I reread recenly this interesting thread by Aleo ( A bad way to play on the bubble ), and had some new thoughts.

I want to specifically adress this paragraph (and calculation):

[ QUOTE ]
If I take a coinflip, I have a 50% chance of busting and a 50% chance of being the big stack with three left.

So I have 50% chance of $0
and a 50% chance getting into the final 3 with about 4000 to 2000 to 2000

this should mean 1st 50% of the time I survive- $25 equity (10+1)
2nd 25% of the time - $7.5 equity (10+1)
3rd 25% of the time - $5 equity (10+1)

so all together this means .5(0)+.25(50)+.125(30)+.125(20)
or, $18.75 equity

BUT...

if I avoid confrontation when I know it's gonna mean a showdown I have the same equity (slightly less if I'm in the blind) as before. This is

1st 25% of the time - $12.5 equity
2nd 25% of the time - $7.5 equity
3rd 25% of the time - $5 equity
4th 25% of the time - $0

so all together this means .25(0)+.25(50)+.25(30)+.25(20)
or, $25 equity


[/ QUOTE ]

The point of Aleo here is, that getting into coin-flip situations on the bubble, with equal stacks and equal ability, is -$EV, since by folding you remain in a +$25 EV position, and taking the coin-flip reduces your EV to +$18.75.

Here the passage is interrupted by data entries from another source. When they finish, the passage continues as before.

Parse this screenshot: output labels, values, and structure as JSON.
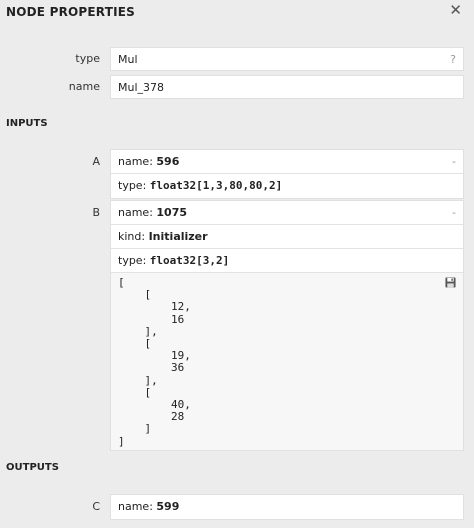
{
  "panel": {
    "title": "NODE PROPERTIES",
    "close": "✕"
  },
  "properties": {
    "type": {
      "label": "type",
      "value": "Mul",
      "help": "?"
    },
    "name": {
      "label": "name",
      "value": "Mul_378"
    }
  },
  "inputs": {
    "title": "INPUTS",
    "A": {
      "label": "A",
      "name_key": "name: ",
      "name": "596",
      "type_key": "type: ",
      "type": "float32[1,3,80,80,2]",
      "toggle": "-"
    },
    "B": {
      "label": "B",
      "name_key": "name: ",
      "name": "1075",
      "kind_key": "kind: ",
      "kind": "Initializer",
      "type_key": "type: ",
      "type": "float32[3,2]",
      "toggle": "-",
      "value": "[\n    [\n        12,\n        16\n    ],\n    [\n        19,\n        36\n    ],\n    [\n        40,\n        28\n    ]\n]"
    }
  },
  "outputs": {
    "title": "OUTPUTS",
    "C": {
      "label": "C",
      "name_key": "name: ",
      "name": "599"
    }
  },
  "icons": {
    "save": "save-icon",
    "close": "close-icon"
  }
}
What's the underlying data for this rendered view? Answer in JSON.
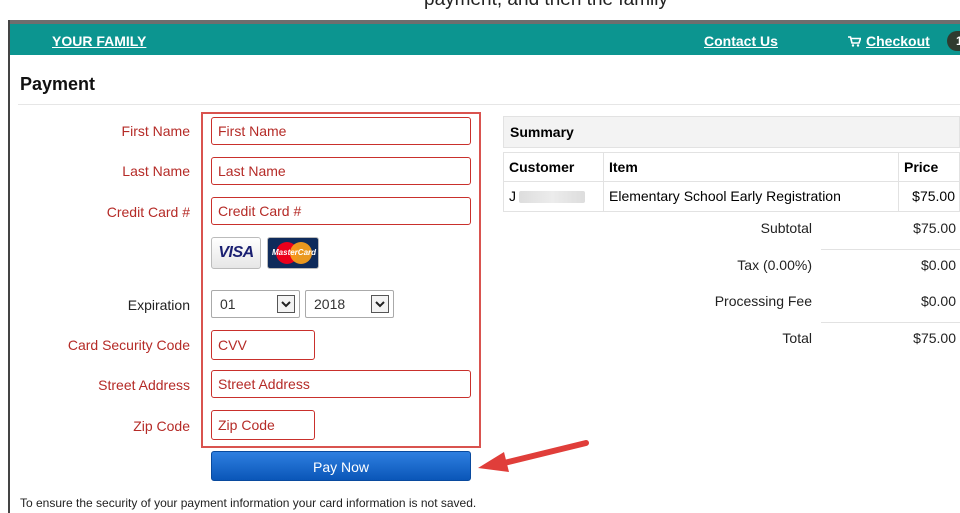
{
  "top_strip": {
    "cropped_text": "payment, and then the family"
  },
  "header": {
    "brand": "YOUR FAMILY",
    "contact": "Contact Us",
    "checkout": "Checkout",
    "cart_count": "1",
    "accent": "#0c9590"
  },
  "page": {
    "title": "Payment"
  },
  "form": {
    "first_name": {
      "label": "First Name",
      "placeholder": "First Name"
    },
    "last_name": {
      "label": "Last Name",
      "placeholder": "Last Name"
    },
    "card_number": {
      "label": "Credit Card #",
      "placeholder": "Credit Card #"
    },
    "card_logos": {
      "visa": "VISA",
      "mastercard": "MasterCard"
    },
    "expiration": {
      "label": "Expiration",
      "month": "01",
      "year": "2018"
    },
    "cvv": {
      "label": "Card Security Code",
      "placeholder": "CVV"
    },
    "street": {
      "label": "Street Address",
      "placeholder": "Street Address"
    },
    "zip": {
      "label": "Zip Code",
      "placeholder": "Zip Code"
    },
    "pay_button": "Pay Now",
    "security_note": "To ensure the security of your payment information your card information is not saved.",
    "highlight_color": "#d9534f"
  },
  "summary": {
    "title": "Summary",
    "columns": [
      "Customer",
      "Item",
      "Price"
    ],
    "rows": [
      {
        "customer": "J",
        "item": "Elementary School Early Registration",
        "price": "$75.00"
      }
    ],
    "subtotal": {
      "label": "Subtotal",
      "value": "$75.00"
    },
    "tax": {
      "label": "Tax (0.00%)",
      "value": "$0.00"
    },
    "fee": {
      "label": "Processing Fee",
      "value": "$0.00"
    },
    "total": {
      "label": "Total",
      "value": "$75.00"
    }
  }
}
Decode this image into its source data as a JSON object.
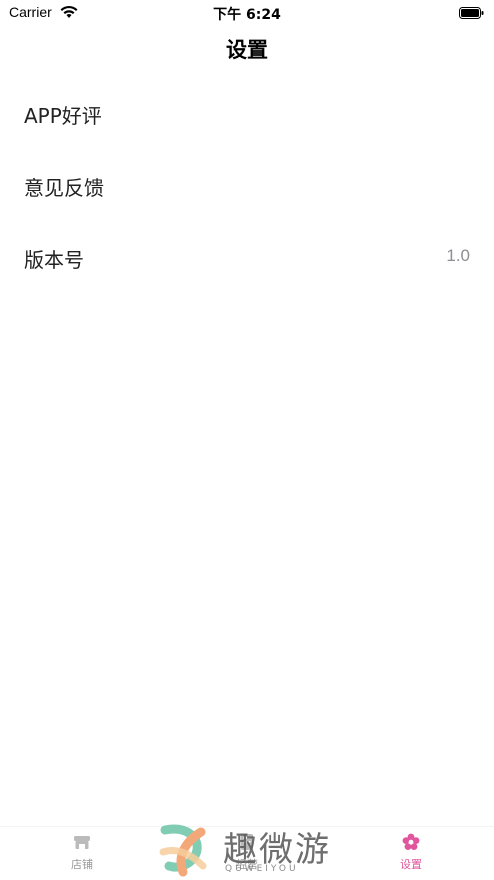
{
  "status_bar": {
    "carrier": "Carrier",
    "time": "下午 6:24"
  },
  "nav": {
    "title": "设置"
  },
  "settings_list": [
    {
      "label": "APP好评",
      "value": ""
    },
    {
      "label": "意见反馈",
      "value": ""
    },
    {
      "label": "版本号",
      "value": "1.0"
    }
  ],
  "tab_bar": {
    "items": [
      {
        "label": "店铺",
        "icon": "store-icon",
        "active": false
      },
      {
        "label": "经营",
        "icon": "ledger-icon",
        "active": false
      },
      {
        "label": "设置",
        "icon": "flower-gear-icon",
        "active": true
      }
    ],
    "active_color": "#e0559b",
    "inactive_color": "#999999"
  },
  "watermark": {
    "text": "趣微游",
    "sub": "QUWEIYOU"
  }
}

However, according to this reasoning and evaluation, taking a 7:3 showdown, is only marginally +$EV:

Taking it:

0.7*37.5 (your overall portion of the prize pool, according to the same calculation, when stacks are 2x,x,x) = $26.25

Avoiding it: $25.

And of course, any situation where it's 66:33, is neutral in terms of $EV (about 0 $EV), for instance: AQ vs. KJ.

I believe that part of the problem is in the assumption of having "only" $37.5 EV, once in the money, with stacks at 2x,x,x.

I would suggest it's in the vicinity of $40, for a strong player (I'd hope someone who's very familiar with these calculations, like Bozeman, will help here), and on the other hand - a player that is constantly avoinding confrontation once it's 4 handed with equal stacks (I assume pretty massive blinds, of course), as suggested in the original post, has probably less than 25% of the prize pool as an approximate EV, especially if he's dealing with loose-aggressive players.

Any thoughts?

Edit: all the $EV numbers are calculated for a $10 SNG, but that's only for the sake of convinience, of course.